THE Aga Khan has inaugurated the Faculty of Health Sciences of the Aga Khan University, East Africa's first premier private medical school.
The $250 million health sciences campus, to be established in Nairobi, aims to provide international-standard education for doctors, nurses and allied health professionals.
It will comprise a medical college, a school of nursing and allied health programmes and will offer degrees at bachelors, masters and PhD levels.
The faculty aims to build local capacity and will enable implementation of health care services with world-class infrastructure and quality, a statement from the Aga Khan Development Network (AKDN) said.
Speaking at the launch, His Highness the Aga Khan, who is founder and chairman of AKDN, said: "Building on the success of its existing programmes, the Aga Khan University is planning to establish a new Faculty of Health Sciences here in Nairobi.
To my knowledge, this will be the first private sector university in Eastern Africa to create a full-fledged faculty of health sciences offering under-graduate and post-graduate degrees in medicine, nursing and the allied health sciences."
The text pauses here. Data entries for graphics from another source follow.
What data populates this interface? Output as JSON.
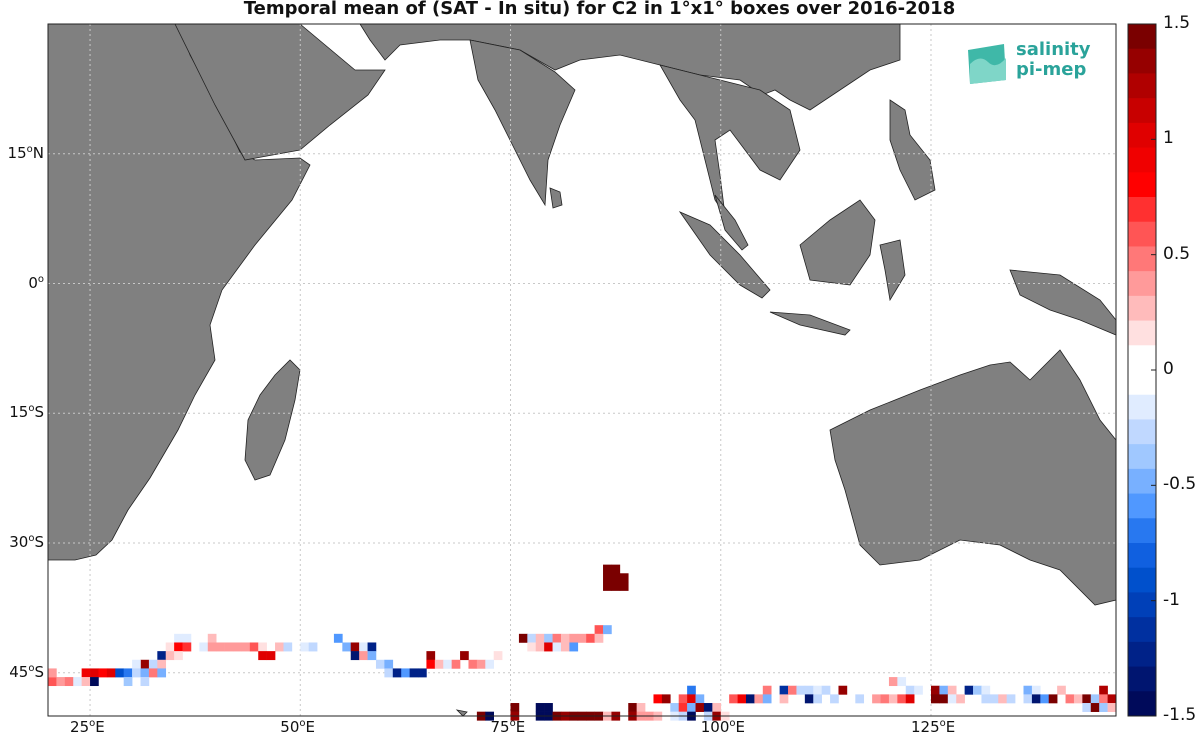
{
  "title": "Temporal mean of (SAT - In situ) for C2 in 1°x1° boxes over 2016-2018",
  "logo": {
    "line1": "salinity",
    "line2": "pi-mep"
  },
  "lat_labels": [
    {
      "deg": "15",
      "hemi": "N"
    },
    {
      "deg": "0",
      "hemi": ""
    },
    {
      "deg": "15",
      "hemi": "S"
    },
    {
      "deg": "30",
      "hemi": "S"
    },
    {
      "deg": "45",
      "hemi": "S"
    }
  ],
  "lon_labels": [
    {
      "deg": "25",
      "hemi": "E"
    },
    {
      "deg": "50",
      "hemi": "E"
    },
    {
      "deg": "75",
      "hemi": "E"
    },
    {
      "deg": "100",
      "hemi": "E"
    },
    {
      "deg": "125",
      "hemi": "E"
    }
  ],
  "colorbar": {
    "ticks": [
      "1.5",
      "1",
      "0.5",
      "0",
      "-0.5",
      "-1",
      "-1.5"
    ],
    "range": [
      -1.5,
      1.5
    ],
    "colors_top_to_bottom": [
      "#7a0000",
      "#960000",
      "#b00000",
      "#c80000",
      "#e00000",
      "#f00000",
      "#ff0000",
      "#ff3030",
      "#ff5555",
      "#ff7878",
      "#ff9a9a",
      "#ffbbbb",
      "#ffe0e0",
      "#ffffff",
      "#ffffff",
      "#e0ecff",
      "#c0d8ff",
      "#a0c8ff",
      "#78b0ff",
      "#5098ff",
      "#2878f0",
      "#1060e0",
      "#0050cc",
      "#0040b8",
      "#0030a0",
      "#002288",
      "#001570",
      "#000a5a"
    ]
  },
  "colors": {
    "land": "#808080",
    "ocean": "#ffffff",
    "grid": "#c8c8c8"
  },
  "chart_data": {
    "type": "heatmap",
    "region": {
      "lon": [
        20,
        147
      ],
      "lat": [
        -50,
        30
      ]
    },
    "units": "pss",
    "cells": [
      {
        "lat": -34,
        "lon": 86,
        "v": 1.5
      },
      {
        "lat": -34,
        "lon": 87,
        "v": 1.5
      },
      {
        "lat": -34,
        "lon": 88,
        "v": 1.4
      },
      {
        "lat": -33,
        "lon": 86,
        "v": 1.5
      },
      {
        "lat": -33,
        "lon": 87,
        "v": 1.5
      },
      {
        "lat": -35,
        "lon": 86,
        "v": 1.5
      },
      {
        "lat": -35,
        "lon": 87,
        "v": 1.5
      },
      {
        "lat": -35,
        "lon": 88,
        "v": 1.5
      },
      {
        "lat": -40,
        "lon": 85,
        "v": 0.6
      },
      {
        "lat": -40,
        "lon": 86,
        "v": -0.5
      },
      {
        "lat": -41,
        "lon": 76,
        "v": 1.4
      },
      {
        "lat": -41,
        "lon": 77,
        "v": -0.3
      },
      {
        "lat": -41,
        "lon": 78,
        "v": 0.3
      },
      {
        "lat": -41,
        "lon": 79,
        "v": -0.4
      },
      {
        "lat": -41,
        "lon": 80,
        "v": 0.5
      },
      {
        "lat": -41,
        "lon": 81,
        "v": 0.3
      },
      {
        "lat": -41,
        "lon": 82,
        "v": 0.4
      },
      {
        "lat": -41,
        "lon": 83,
        "v": 0.4
      },
      {
        "lat": -41,
        "lon": 84,
        "v": 0.6
      },
      {
        "lat": -41,
        "lon": 85,
        "v": 0.3
      },
      {
        "lat": -42,
        "lon": 77,
        "v": 0.2
      },
      {
        "lat": -42,
        "lon": 78,
        "v": 0.3
      },
      {
        "lat": -42,
        "lon": 79,
        "v": 1.0
      },
      {
        "lat": -42,
        "lon": 80,
        "v": -0.2
      },
      {
        "lat": -42,
        "lon": 81,
        "v": 0.3
      },
      {
        "lat": -42,
        "lon": 82,
        "v": -0.6
      },
      {
        "lat": -41,
        "lon": 35,
        "v": -0.2
      },
      {
        "lat": -41,
        "lon": 36,
        "v": -0.2
      },
      {
        "lat": -41,
        "lon": 39,
        "v": 0.3
      },
      {
        "lat": -42,
        "lon": 34,
        "v": 0.2
      },
      {
        "lat": -42,
        "lon": 35,
        "v": 0.8
      },
      {
        "lat": -42,
        "lon": 36,
        "v": 0.7
      },
      {
        "lat": -42,
        "lon": 38,
        "v": -0.2
      },
      {
        "lat": -42,
        "lon": 39,
        "v": 0.4
      },
      {
        "lat": -42,
        "lon": 40,
        "v": 0.4
      },
      {
        "lat": -42,
        "lon": 41,
        "v": 0.4
      },
      {
        "lat": -42,
        "lon": 42,
        "v": 0.4
      },
      {
        "lat": -42,
        "lon": 43,
        "v": 0.4
      },
      {
        "lat": -42,
        "lon": 44,
        "v": 0.6
      },
      {
        "lat": -42,
        "lon": 45,
        "v": 0.2
      },
      {
        "lat": -42,
        "lon": 47,
        "v": 0.3
      },
      {
        "lat": -42,
        "lon": 48,
        "v": -0.3
      },
      {
        "lat": -42,
        "lon": 50,
        "v": -0.2
      },
      {
        "lat": -42,
        "lon": 51,
        "v": -0.3
      },
      {
        "lat": -43,
        "lon": 33,
        "v": -1.2
      },
      {
        "lat": -43,
        "lon": 34,
        "v": 0.3
      },
      {
        "lat": -43,
        "lon": 35,
        "v": 0.2
      },
      {
        "lat": -43,
        "lon": 45,
        "v": 1.0
      },
      {
        "lat": -43,
        "lon": 46,
        "v": 1.0
      },
      {
        "lat": -44,
        "lon": 31,
        "v": 1.3
      },
      {
        "lat": -44,
        "lon": 30,
        "v": -0.2
      },
      {
        "lat": -44,
        "lon": 32,
        "v": -0.3
      },
      {
        "lat": -44,
        "lon": 33,
        "v": 0.3
      },
      {
        "lat": -45,
        "lon": 24,
        "v": 0.9
      },
      {
        "lat": -45,
        "lon": 25,
        "v": 1.0
      },
      {
        "lat": -45,
        "lon": 26,
        "v": 0.8
      },
      {
        "lat": -45,
        "lon": 27,
        "v": 1.0
      },
      {
        "lat": -45,
        "lon": 28,
        "v": -0.9
      },
      {
        "lat": -45,
        "lon": 29,
        "v": -0.7
      },
      {
        "lat": -45,
        "lon": 30,
        "v": -0.3
      },
      {
        "lat": -45,
        "lon": 31,
        "v": -0.5
      },
      {
        "lat": -45,
        "lon": 32,
        "v": 0.5
      },
      {
        "lat": -45,
        "lon": 33,
        "v": -0.5
      },
      {
        "lat": -46,
        "lon": 20,
        "v": 0.6
      },
      {
        "lat": -46,
        "lon": 21,
        "v": 0.4
      },
      {
        "lat": -46,
        "lon": 22,
        "v": 0.5
      },
      {
        "lat": -46,
        "lon": 23,
        "v": -0.2
      },
      {
        "lat": -46,
        "lon": 24,
        "v": 0.3
      },
      {
        "lat": -46,
        "lon": 25,
        "v": -1.4
      },
      {
        "lat": -46,
        "lon": 29,
        "v": -0.4
      },
      {
        "lat": -46,
        "lon": 31,
        "v": -0.3
      },
      {
        "lat": -45,
        "lon": 20,
        "v": 0.4
      },
      {
        "lat": -41,
        "lon": 54,
        "v": -0.6
      },
      {
        "lat": -42,
        "lon": 55,
        "v": -0.5
      },
      {
        "lat": -42,
        "lon": 56,
        "v": 1.3
      },
      {
        "lat": -42,
        "lon": 57,
        "v": -0.2
      },
      {
        "lat": -42,
        "lon": 58,
        "v": -1.2
      },
      {
        "lat": -43,
        "lon": 56,
        "v": -1.3
      },
      {
        "lat": -43,
        "lon": 57,
        "v": 0.4
      },
      {
        "lat": -43,
        "lon": 58,
        "v": -0.5
      },
      {
        "lat": -44,
        "lon": 59,
        "v": -0.3
      },
      {
        "lat": -44,
        "lon": 60,
        "v": -0.5
      },
      {
        "lat": -45,
        "lon": 60,
        "v": -0.3
      },
      {
        "lat": -45,
        "lon": 61,
        "v": -1.2
      },
      {
        "lat": -45,
        "lon": 62,
        "v": -0.6
      },
      {
        "lat": -45,
        "lon": 63,
        "v": -1.2
      },
      {
        "lat": -45,
        "lon": 64,
        "v": -1.2
      },
      {
        "lat": -43,
        "lon": 65,
        "v": 1.3
      },
      {
        "lat": -43,
        "lon": 69,
        "v": 1.3
      },
      {
        "lat": -44,
        "lon": 65,
        "v": 0.8
      },
      {
        "lat": -44,
        "lon": 66,
        "v": 0.3
      },
      {
        "lat": -44,
        "lon": 67,
        "v": -0.2
      },
      {
        "lat": -44,
        "lon": 68,
        "v": 0.5
      },
      {
        "lat": -44,
        "lon": 70,
        "v": 0.5
      },
      {
        "lat": -44,
        "lon": 71,
        "v": 0.4
      },
      {
        "lat": -43,
        "lon": 73,
        "v": 0.2
      },
      {
        "lat": -44,
        "lon": 72,
        "v": -0.2
      },
      {
        "lat": -47,
        "lon": 96,
        "v": -0.7
      },
      {
        "lat": -47,
        "lon": 105,
        "v": 0.5
      },
      {
        "lat": -47,
        "lon": 107,
        "v": -1.1
      },
      {
        "lat": -47,
        "lon": 108,
        "v": 0.5
      },
      {
        "lat": -47,
        "lon": 109,
        "v": -0.3
      },
      {
        "lat": -47,
        "lon": 110,
        "v": -0.3
      },
      {
        "lat": -47,
        "lon": 111,
        "v": -0.2
      },
      {
        "lat": -47,
        "lon": 112,
        "v": -0.3
      },
      {
        "lat": -47,
        "lon": 114,
        "v": 1.3
      },
      {
        "lat": -46,
        "lon": 120,
        "v": 0.4
      },
      {
        "lat": -46,
        "lon": 121,
        "v": -0.2
      },
      {
        "lat": -47,
        "lon": 122,
        "v": -0.3
      },
      {
        "lat": -47,
        "lon": 123,
        "v": -0.2
      },
      {
        "lat": -47,
        "lon": 125,
        "v": 1.3
      },
      {
        "lat": -47,
        "lon": 126,
        "v": -0.5
      },
      {
        "lat": -47,
        "lon": 127,
        "v": 0.3
      },
      {
        "lat": -47,
        "lon": 129,
        "v": -1.2
      },
      {
        "lat": -47,
        "lon": 130,
        "v": -0.4
      },
      {
        "lat": -47,
        "lon": 131,
        "v": -0.2
      },
      {
        "lat": -47,
        "lon": 136,
        "v": -0.5
      },
      {
        "lat": -47,
        "lon": 137,
        "v": -0.2
      },
      {
        "lat": -47,
        "lon": 140,
        "v": 0.3
      },
      {
        "lat": -47,
        "lon": 145,
        "v": 1.2
      },
      {
        "lat": -48,
        "lon": 92,
        "v": 0.8
      },
      {
        "lat": -48,
        "lon": 93,
        "v": 1.3
      },
      {
        "lat": -48,
        "lon": 95,
        "v": 0.6
      },
      {
        "lat": -48,
        "lon": 96,
        "v": 1.0
      },
      {
        "lat": -48,
        "lon": 97,
        "v": -0.5
      },
      {
        "lat": -48,
        "lon": 101,
        "v": 0.6
      },
      {
        "lat": -48,
        "lon": 102,
        "v": 0.9
      },
      {
        "lat": -48,
        "lon": 103,
        "v": -1.3
      },
      {
        "lat": -48,
        "lon": 104,
        "v": 0.4
      },
      {
        "lat": -48,
        "lon": 105,
        "v": -0.5
      },
      {
        "lat": -48,
        "lon": 107,
        "v": 0.3
      },
      {
        "lat": -48,
        "lon": 110,
        "v": -1.3
      },
      {
        "lat": -48,
        "lon": 111,
        "v": -0.3
      },
      {
        "lat": -48,
        "lon": 113,
        "v": -0.3
      },
      {
        "lat": -48,
        "lon": 116,
        "v": -0.3
      },
      {
        "lat": -48,
        "lon": 118,
        "v": 0.4
      },
      {
        "lat": -48,
        "lon": 119,
        "v": 0.5
      },
      {
        "lat": -48,
        "lon": 120,
        "v": 0.3
      },
      {
        "lat": -48,
        "lon": 121,
        "v": 0.6
      },
      {
        "lat": -48,
        "lon": 122,
        "v": 1.0
      },
      {
        "lat": -48,
        "lon": 125,
        "v": 1.4
      },
      {
        "lat": -48,
        "lon": 126,
        "v": 1.4
      },
      {
        "lat": -48,
        "lon": 127,
        "v": -0.2
      },
      {
        "lat": -48,
        "lon": 128,
        "v": 0.3
      },
      {
        "lat": -48,
        "lon": 131,
        "v": -0.3
      },
      {
        "lat": -48,
        "lon": 132,
        "v": -0.3
      },
      {
        "lat": -48,
        "lon": 133,
        "v": 0.3
      },
      {
        "lat": -48,
        "lon": 134,
        "v": -0.3
      },
      {
        "lat": -48,
        "lon": 136,
        "v": -0.3
      },
      {
        "lat": -48,
        "lon": 137,
        "v": -1.3
      },
      {
        "lat": -48,
        "lon": 138,
        "v": -0.6
      },
      {
        "lat": -48,
        "lon": 139,
        "v": 1.4
      },
      {
        "lat": -48,
        "lon": 141,
        "v": 0.5
      },
      {
        "lat": -48,
        "lon": 142,
        "v": 0.3
      },
      {
        "lat": -48,
        "lon": 143,
        "v": 1.5
      },
      {
        "lat": -48,
        "lon": 144,
        "v": -0.4
      },
      {
        "lat": -48,
        "lon": 145,
        "v": 0.5
      },
      {
        "lat": -48,
        "lon": 146,
        "v": 1.2
      },
      {
        "lat": -49,
        "lon": 78,
        "v": -1.5
      },
      {
        "lat": -49,
        "lon": 79,
        "v": -1.4
      },
      {
        "lat": -49,
        "lon": 75,
        "v": 1.4
      },
      {
        "lat": -49,
        "lon": 89,
        "v": 1.4
      },
      {
        "lat": -49,
        "lon": 90,
        "v": 0.3
      },
      {
        "lat": -49,
        "lon": 94,
        "v": -0.4
      },
      {
        "lat": -49,
        "lon": 95,
        "v": 0.7
      },
      {
        "lat": -49,
        "lon": 96,
        "v": -0.5
      },
      {
        "lat": -49,
        "lon": 97,
        "v": 1.3
      },
      {
        "lat": -49,
        "lon": 98,
        "v": -1.3
      },
      {
        "lat": -49,
        "lon": 99,
        "v": 0.3
      },
      {
        "lat": -49,
        "lon": 143,
        "v": -0.3
      },
      {
        "lat": -49,
        "lon": 144,
        "v": 1.4
      },
      {
        "lat": -49,
        "lon": 145,
        "v": -0.4
      },
      {
        "lat": -49,
        "lon": 146,
        "v": 0.3
      },
      {
        "lat": -50,
        "lon": 71,
        "v": 1.4
      },
      {
        "lat": -50,
        "lon": 72,
        "v": -1.4
      },
      {
        "lat": -50,
        "lon": 75,
        "v": 1.3
      },
      {
        "lat": -50,
        "lon": 78,
        "v": -1.5
      },
      {
        "lat": -50,
        "lon": 79,
        "v": -1.4
      },
      {
        "lat": -50,
        "lon": 80,
        "v": 1.4
      },
      {
        "lat": -50,
        "lon": 81,
        "v": 1.3
      },
      {
        "lat": -50,
        "lon": 82,
        "v": 1.4
      },
      {
        "lat": -50,
        "lon": 83,
        "v": 1.5
      },
      {
        "lat": -50,
        "lon": 84,
        "v": 1.4
      },
      {
        "lat": -50,
        "lon": 85,
        "v": 1.4
      },
      {
        "lat": -50,
        "lon": 86,
        "v": 0.3
      },
      {
        "lat": -50,
        "lon": 87,
        "v": 1.3
      },
      {
        "lat": -50,
        "lon": 89,
        "v": 1.3
      },
      {
        "lat": -50,
        "lon": 90,
        "v": 0.4
      },
      {
        "lat": -50,
        "lon": 91,
        "v": 0.4
      },
      {
        "lat": -50,
        "lon": 92,
        "v": 0.3
      },
      {
        "lat": -50,
        "lon": 94,
        "v": -0.2
      },
      {
        "lat": -50,
        "lon": 95,
        "v": -0.3
      },
      {
        "lat": -50,
        "lon": 96,
        "v": -1.4
      },
      {
        "lat": -50,
        "lon": 98,
        "v": -0.3
      },
      {
        "lat": -50,
        "lon": 99,
        "v": 1.3
      },
      {
        "lat": -50,
        "lon": 100,
        "v": 0.2
      }
    ]
  }
}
The Aga Khan was accompanied by Kenya's Education Minister, Prof. George Saitoti.
Work on the new faculty's Heart and Cancer Centre is expected to start later this year.
This $40 million initiative will replace and enhance existing facilities in surgery, obstetrics, critical care and imaging, and provide facilities for the tertiary treatment services in cardiology and cancer.
The faculty is the first social development initiative announced by the Aga Khan as part of his Golden Jubilee celebrations marking his 50 years as spiritual leader of the Shia Ismaili Muslims.
An AKDN statement said the faculty will promote relevant high impact research, particularly in the areas of health services and epidemiology that will have an impact on influencing health policy.
The Aga Khan University was established and chartered in 1983 as an international university within AKDN, a group of private, non-denominational development agencies and institutions working together to improve living conditions and opportunities in over 30 of the poorest countries in the developing world.